Kenhsuite is a mercury sulfide with chloride ions. It was described as a species from specimens obtained at the McDermitt mine, in Opalite, Humboldt Nevada county, (USA). The name is a tribute to Dr. Kenneth Junghwa Hsu. Professor Emeritus of the Swiss Federal Institute of Technology, Zurich (Switzerland).

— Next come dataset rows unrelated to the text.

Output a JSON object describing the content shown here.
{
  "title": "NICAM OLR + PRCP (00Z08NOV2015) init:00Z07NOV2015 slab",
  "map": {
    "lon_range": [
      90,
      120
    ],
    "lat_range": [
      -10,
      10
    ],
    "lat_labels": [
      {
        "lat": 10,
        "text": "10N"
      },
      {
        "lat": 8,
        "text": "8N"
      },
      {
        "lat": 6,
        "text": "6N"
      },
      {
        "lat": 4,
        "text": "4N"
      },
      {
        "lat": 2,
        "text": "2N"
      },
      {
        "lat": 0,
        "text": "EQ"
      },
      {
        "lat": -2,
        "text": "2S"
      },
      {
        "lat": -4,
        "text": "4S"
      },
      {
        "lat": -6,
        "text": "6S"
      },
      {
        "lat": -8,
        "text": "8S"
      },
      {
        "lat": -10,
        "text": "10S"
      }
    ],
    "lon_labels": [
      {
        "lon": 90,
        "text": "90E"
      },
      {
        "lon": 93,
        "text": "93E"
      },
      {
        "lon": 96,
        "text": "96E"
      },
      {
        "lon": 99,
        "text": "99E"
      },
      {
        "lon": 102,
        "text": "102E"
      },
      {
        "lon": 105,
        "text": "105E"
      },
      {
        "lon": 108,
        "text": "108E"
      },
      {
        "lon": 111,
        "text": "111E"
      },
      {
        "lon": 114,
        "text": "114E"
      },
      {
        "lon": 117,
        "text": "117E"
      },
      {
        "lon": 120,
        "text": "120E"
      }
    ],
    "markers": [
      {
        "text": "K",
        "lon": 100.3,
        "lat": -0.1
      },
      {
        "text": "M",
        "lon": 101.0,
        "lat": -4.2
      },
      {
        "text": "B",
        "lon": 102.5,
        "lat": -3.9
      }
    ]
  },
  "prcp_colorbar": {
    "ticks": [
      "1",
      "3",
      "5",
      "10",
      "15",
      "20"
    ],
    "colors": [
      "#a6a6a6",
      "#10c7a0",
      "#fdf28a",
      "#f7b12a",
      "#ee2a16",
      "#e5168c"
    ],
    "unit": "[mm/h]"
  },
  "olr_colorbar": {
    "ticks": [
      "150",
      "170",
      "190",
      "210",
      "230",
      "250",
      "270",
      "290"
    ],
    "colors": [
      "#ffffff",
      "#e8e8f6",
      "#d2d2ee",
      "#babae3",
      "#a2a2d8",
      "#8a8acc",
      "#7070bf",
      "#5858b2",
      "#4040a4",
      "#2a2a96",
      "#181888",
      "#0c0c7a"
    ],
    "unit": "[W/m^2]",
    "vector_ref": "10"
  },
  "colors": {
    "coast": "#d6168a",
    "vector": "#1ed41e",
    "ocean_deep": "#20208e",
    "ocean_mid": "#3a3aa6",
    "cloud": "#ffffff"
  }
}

== Physical and chemical properties ==
Kenhsuite appears as aggregates of capillary or needle microcrystals, with a glassy or silky sheen. The mineral is originally colorless or white in color, but is most often tinged with orange or red due to the presence of associated cinnabar. Prolonged exposure to light causes their darkening. The mercury sulfide chloride with the composition of kenhsuite is known in three polymorphic forms. Kenhsuita is rhombic, while the other two are corderoite and lavrientivite.

== Deposits ==
Kenhsuite is an extremely rare mineral, known in very few localities in the world. In the type locality, it was found as extremely small acicular or tabular crystals, less than 100 microns in size. The locality where the best specimens appear is the Oriental mine, in Chóvar, Castellón (Spain), where the acicular crystals usually exceed one millimeter, forming centimetric aggregates of fan-shaped crystals. In these two deposits it appears associated with corderoite and cinnabar.